Independence at risk

indepencencehallThe Fourth of July is a pageant celebrating our independence from an Imperial nation that denied us self-rule, dignity and freedom.

It’s a time of marching bands, waving flags, capped with cloud-brushing, soaring multicolored flashes of fireworks, lighting the night sky, to the sound of oohs and aahs from crowds across the nation.

It evokes the language of the declaration hammered out in a hot Philadelphia Hall, striking and revising the words of Thomas Jefferson, setting forth who we believed we were as a nation aborning.

We must reflect upon the sentiments of that grand occasion, and how we may fulfill those worthy sentiments today when our independence is at risk from within and from without, by a foreign nation state, Russia, that usurped this nation’s independence when it interfered in our elections to install the current Chief Executive.

When we declared our independence, we said we believed that we are all “created equal.” We have struggled since to perfect that sentiment, but of late, persons of color, muslims and women are hardly treated as “equal.”

We should respect the notion that “prudence” does dictate that “governments long established,” as ours, “should not be changed for light and transient causes,” but we watch critical functions in the Executive Department compromised or destroyed by this Chief Executive with the support of the Republican Congress.

We are on notice that our nation has a cancer eating away at our historic legacy, at our freedoms, and our culture, by a self-serving chief executive and a congress dominated by his partisan acolytes, serving themselves while disregarding the will of the people.

Our declaration of independence declared, “Governments are instituted among men, deriving their just powers from the consent of the governed.”

Less than 20% of the nation supports a health care bill drafted solely by the Senate Republican leader.

Our Chief Executive and the same Senate Republican leader are taking their time, as I write this, to threaten and cajole Republican Senators, to pass a bill that millions of Americans oppose.

Our Declaration of Independence was an indictment of oppressive rule.

Our nation is oppressed by a Chief Executive who conducts himself as a thug.

The Declaration sanctioned Great Britain when the King had “refused his assent to laws…”

We have a Chief Executive who would be King who refuses to respect and enforce our laws especially those involving favors and emoluments from foreign nation states.

Like King George, we also have a Chief Executive who has forbidden “to pass laws of immediate and pressing importance.”  Among them are laws and regulations to sustain the health care of millions of Americans, the protections necessary for our air and water, to safeguard our public lands, to provide for the “general welfare.”

Like King George, we have a Chief Executive who “has obstructed the Administration of Justice …”  In regal fashion, claiming unprecedented power to do as he wishes, our Chief Executive fires those who dare to investigate or question his conduct.

This nation has always been concerned about civilian control of the military.  We have a Commander in Chief who abdicates this role.  Like King George, our Commander in Chief “has render[ed] the Military independent of and superior to the Civil Power.”

Our Chief Executive indulges in the kingly ambition our First President resisted.

What are we to do when the man who occupies the West Wing acts as a “Prince whose character is thus marked by every act which may define a tyrant ..”

Is that person not, as we found King George, “unfit to be the Ruler of a free people?”

In our declaration of Independence, it was well said that “[A]ll experience hath shown that mankind are more disposed to suffer, while evils are sufferable, than to right themselves by abolishing the forms to which they are accustomed.”

We must resist this Administration’s objective that appears calculated to destroy all that was good about this nation.

Our Declaration of Independence plainly stated that “whenever any form of Government becomes obstructive …it is the right of the people to alter or abolish it … to affect their safety and happiness.”

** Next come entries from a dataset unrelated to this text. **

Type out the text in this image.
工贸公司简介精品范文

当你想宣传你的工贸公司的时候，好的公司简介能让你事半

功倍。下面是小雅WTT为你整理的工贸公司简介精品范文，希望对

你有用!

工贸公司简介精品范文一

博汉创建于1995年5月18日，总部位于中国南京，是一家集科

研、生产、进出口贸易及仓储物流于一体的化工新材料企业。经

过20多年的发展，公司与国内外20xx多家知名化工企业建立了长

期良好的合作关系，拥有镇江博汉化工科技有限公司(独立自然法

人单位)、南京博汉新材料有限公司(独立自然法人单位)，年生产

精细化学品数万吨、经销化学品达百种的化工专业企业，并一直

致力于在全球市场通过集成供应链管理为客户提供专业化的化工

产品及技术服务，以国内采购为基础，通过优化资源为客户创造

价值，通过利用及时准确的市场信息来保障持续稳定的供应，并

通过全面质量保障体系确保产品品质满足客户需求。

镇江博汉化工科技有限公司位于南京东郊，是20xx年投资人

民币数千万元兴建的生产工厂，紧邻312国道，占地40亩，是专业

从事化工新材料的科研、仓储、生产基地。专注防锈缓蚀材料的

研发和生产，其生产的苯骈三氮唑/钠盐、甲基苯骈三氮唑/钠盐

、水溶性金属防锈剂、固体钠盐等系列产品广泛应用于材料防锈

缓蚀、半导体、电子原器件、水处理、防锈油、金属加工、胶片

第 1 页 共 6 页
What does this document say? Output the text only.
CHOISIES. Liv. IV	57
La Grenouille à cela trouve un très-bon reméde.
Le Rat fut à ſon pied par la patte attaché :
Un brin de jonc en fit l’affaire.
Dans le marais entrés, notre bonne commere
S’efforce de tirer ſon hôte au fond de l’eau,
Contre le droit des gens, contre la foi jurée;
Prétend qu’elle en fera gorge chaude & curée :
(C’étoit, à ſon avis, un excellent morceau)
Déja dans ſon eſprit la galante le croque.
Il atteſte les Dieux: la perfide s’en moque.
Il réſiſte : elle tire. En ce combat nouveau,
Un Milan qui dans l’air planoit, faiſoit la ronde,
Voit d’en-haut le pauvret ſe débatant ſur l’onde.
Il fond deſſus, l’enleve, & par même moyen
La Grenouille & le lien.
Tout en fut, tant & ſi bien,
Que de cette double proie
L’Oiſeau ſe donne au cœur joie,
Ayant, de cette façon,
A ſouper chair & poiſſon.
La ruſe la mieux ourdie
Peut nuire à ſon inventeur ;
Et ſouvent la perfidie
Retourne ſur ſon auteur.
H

The Declaration further said “[W]hen a long train of abuses and usurpations, pursuing the same object, evinces a design to reduce [the governed] under absolute despotism, it is their right, it is their duty, to throw off such government.”

In this young Administration, we are far past that threshold.  Whether by indictment, resignation or impeachment, it must be done.

Our character as a nation, our cultural DNA, is of rugged independence, as lovers of freedom, with a can-do spirit, and an extended hand to help others on a journey, still underway, to secure for every person the rights that we declared paramount, the rights of “life, liberty and the pursuit of happiness.”